Most weeks, I start thinking of or looking for menu ideas on Monday or Tuesday. This week, I stood in line at the grocery store after work yesterday because a snow storm was predicted and I knew I needed to get groceries if I was going to be ready to feed our friends. I had a couple of things in mind, but I mostly grabbed items that caught my attention and gave myself room to figure out what to do with them when I got to the house.

Though cooking is always an enjoyable adventure for me, some days things happen more easily than others. There are the days when things just fall into place and then there are those—like tonight—when you have to work hard and keep adapting to make the meal happen. Like Guy Clark sings in “Someday the Song Writes You,”

searching for a melody
to sing my soul to sleep
reaching for some harmony
down inside of me
somedays you know just how it goes
somedays you have no clue
somedays you write the song
somedays the song writes you.

The meal turned out well.

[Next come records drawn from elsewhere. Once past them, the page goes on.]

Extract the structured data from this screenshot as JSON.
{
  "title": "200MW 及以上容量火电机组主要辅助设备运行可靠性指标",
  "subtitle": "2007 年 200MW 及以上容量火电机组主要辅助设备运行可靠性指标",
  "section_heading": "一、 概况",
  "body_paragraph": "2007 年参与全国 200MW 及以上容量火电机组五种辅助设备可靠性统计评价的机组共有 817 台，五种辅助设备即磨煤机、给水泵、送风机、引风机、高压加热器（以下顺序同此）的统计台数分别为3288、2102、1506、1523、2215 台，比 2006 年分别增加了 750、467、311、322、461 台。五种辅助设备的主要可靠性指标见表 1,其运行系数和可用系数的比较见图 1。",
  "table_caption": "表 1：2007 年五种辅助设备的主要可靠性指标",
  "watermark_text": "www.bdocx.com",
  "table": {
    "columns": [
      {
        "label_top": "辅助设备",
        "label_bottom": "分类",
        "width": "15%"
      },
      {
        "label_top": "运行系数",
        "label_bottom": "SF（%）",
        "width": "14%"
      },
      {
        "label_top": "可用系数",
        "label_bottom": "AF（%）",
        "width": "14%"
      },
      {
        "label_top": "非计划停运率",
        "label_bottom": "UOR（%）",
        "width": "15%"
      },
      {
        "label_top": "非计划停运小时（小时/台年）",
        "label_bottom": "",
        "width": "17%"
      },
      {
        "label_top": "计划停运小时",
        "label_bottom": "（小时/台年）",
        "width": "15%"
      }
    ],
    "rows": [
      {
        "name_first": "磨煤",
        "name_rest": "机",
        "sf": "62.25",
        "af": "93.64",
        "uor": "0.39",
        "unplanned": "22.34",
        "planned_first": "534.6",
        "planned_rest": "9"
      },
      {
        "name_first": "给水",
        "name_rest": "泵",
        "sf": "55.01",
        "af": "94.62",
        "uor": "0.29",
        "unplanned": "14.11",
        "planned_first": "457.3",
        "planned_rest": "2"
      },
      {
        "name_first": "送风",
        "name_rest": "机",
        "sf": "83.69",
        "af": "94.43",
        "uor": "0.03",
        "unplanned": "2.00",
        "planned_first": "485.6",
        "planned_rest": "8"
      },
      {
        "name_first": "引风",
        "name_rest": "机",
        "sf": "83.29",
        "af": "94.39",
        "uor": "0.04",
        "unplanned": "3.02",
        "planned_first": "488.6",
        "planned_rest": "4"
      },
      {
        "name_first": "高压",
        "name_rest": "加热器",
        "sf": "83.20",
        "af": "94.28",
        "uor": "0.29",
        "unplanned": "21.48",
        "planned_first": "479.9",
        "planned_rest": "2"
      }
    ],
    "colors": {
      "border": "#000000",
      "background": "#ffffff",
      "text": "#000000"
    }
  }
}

We had a wonderful time around the table. Everyone had stories to tell from the week, which led to stories from other parts of our lives, which led to our knowing each other better and the bonds between us being stronger when we got up from the table to go out into the week ahead. All of it was good and the meal was not what I had hoped. I made some mistakes, had to leave what was going to be a key ingredient out of one dish and settle for things to not be exactly right on another. Let me be more specific: I thought I was putting some beautifully roasted parsnips in the oven to stay warm, but the oven was on 400° and I pulled them out to find a sheet pan full of charcoal. To rephrase Clark’s analogy, I felt like I didn’t cook the meal, the meal cooked me—or I can move to a different vantage point and see we had a wonderful meal together tonight, even without the dishes I had imagined, and let that be enough.

Enough: the amount or number needed, desired, or allowed; sufficiency.
Sufficiency: an adequate amount of something, especially of something essential.

When people find out I have worked as a chef, they often ask my favorite dish. The answer I give most often is, “I like to cook whatever will make you stay at the table and talk.” We sat down tonight at seven and got up around ten. All we had to do with the plates was rinse them and put them in the dishwasher; people ate everything. And, as I said, we fed each other well with our stories. Tonight I got to cook my favorite meal, even without the parsnips. I’m going to let that be enough.